A rising dollar hurts US companies and the economy by making American products costlier and harder to sell overseas.
On the other hand, it makes imports cheaper in the US, thereby helping ease some inflationary pressures.
The US economy still has strength. The job market is booming. Employers have added an average 545,000 jobs a month over the past year. Unemployment is near a 50-year low.
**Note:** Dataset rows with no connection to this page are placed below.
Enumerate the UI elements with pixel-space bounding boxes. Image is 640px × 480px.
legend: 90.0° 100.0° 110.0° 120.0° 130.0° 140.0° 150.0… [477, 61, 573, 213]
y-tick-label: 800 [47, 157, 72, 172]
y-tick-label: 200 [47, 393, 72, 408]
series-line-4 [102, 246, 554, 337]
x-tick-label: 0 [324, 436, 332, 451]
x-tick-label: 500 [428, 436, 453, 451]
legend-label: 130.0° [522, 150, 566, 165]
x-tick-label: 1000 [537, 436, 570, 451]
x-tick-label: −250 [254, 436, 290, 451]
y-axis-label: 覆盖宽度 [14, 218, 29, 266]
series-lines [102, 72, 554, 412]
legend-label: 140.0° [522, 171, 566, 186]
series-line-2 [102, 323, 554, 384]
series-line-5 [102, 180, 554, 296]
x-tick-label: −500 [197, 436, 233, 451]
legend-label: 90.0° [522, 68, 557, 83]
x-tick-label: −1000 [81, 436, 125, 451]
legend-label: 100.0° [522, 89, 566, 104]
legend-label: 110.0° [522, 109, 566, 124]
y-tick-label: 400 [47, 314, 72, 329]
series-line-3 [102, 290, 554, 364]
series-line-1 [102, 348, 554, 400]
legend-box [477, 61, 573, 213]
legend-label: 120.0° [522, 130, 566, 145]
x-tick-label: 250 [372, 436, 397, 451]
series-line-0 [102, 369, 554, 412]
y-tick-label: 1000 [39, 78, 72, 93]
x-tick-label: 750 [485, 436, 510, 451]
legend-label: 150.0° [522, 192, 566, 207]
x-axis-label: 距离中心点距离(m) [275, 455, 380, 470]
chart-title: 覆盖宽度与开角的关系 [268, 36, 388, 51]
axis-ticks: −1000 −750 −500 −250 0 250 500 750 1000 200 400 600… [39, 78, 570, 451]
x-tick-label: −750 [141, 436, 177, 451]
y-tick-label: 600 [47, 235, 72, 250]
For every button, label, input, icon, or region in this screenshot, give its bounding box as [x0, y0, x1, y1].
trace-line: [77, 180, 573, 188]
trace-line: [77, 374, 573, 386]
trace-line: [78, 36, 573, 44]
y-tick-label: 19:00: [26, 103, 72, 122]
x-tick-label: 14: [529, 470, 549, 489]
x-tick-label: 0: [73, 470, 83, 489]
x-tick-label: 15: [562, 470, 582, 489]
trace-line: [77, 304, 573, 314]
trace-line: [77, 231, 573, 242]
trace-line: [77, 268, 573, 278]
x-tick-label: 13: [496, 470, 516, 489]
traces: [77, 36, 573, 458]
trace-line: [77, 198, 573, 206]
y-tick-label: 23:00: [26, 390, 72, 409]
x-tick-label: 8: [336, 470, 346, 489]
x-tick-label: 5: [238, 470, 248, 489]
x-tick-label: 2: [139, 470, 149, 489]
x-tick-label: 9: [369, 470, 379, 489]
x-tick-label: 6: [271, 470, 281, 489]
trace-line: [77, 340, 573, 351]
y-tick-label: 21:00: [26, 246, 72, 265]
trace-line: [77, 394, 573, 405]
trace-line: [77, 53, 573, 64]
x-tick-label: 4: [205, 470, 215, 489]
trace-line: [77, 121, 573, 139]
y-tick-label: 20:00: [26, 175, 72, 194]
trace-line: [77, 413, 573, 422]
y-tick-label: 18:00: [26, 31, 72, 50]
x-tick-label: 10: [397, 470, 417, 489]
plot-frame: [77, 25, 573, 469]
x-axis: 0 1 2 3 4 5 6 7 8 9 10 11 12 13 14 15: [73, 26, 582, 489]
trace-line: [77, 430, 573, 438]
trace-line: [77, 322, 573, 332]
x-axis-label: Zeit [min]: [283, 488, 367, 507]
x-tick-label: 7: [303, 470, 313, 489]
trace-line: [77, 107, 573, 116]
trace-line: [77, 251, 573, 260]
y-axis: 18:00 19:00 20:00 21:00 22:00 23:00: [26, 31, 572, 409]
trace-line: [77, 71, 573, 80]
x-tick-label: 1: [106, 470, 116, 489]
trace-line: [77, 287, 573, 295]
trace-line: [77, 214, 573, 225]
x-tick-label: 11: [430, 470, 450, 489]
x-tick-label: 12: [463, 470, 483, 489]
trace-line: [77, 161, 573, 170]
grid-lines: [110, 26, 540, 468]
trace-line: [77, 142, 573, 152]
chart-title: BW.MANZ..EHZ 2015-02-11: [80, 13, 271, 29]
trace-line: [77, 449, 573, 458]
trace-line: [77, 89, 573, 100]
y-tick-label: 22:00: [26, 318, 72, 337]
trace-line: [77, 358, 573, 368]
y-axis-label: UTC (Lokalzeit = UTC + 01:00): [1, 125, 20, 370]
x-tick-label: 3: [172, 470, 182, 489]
And there are now roughly two job openings for every jobless American.
Families aren’t buried in debts as they were before the Great Recession of 2007-2009. Nor have banks and other lenders piled up risky loans as they had back then.
Still, Robert Tipp, chief investment strategist at PGIM Fixed Income, said that recession risks are rising, and not only because of the Fed’s rate hikes. The growing fear is that inflation is so intractable that it might be conquered only through aggressive rate hikes that imperil the economy.
“The risk is up,” Tipp said, “because the inflation numbers came in so high, so strong.”
All of which makes the Fed’s inflation-taming, recession-avoiding act even more treacherous.
“It’s going to be a tightrope walk,” said Thomas Garretson, senior portfolio strategist at RBC Wealth Management. “It’s not going to be easy.”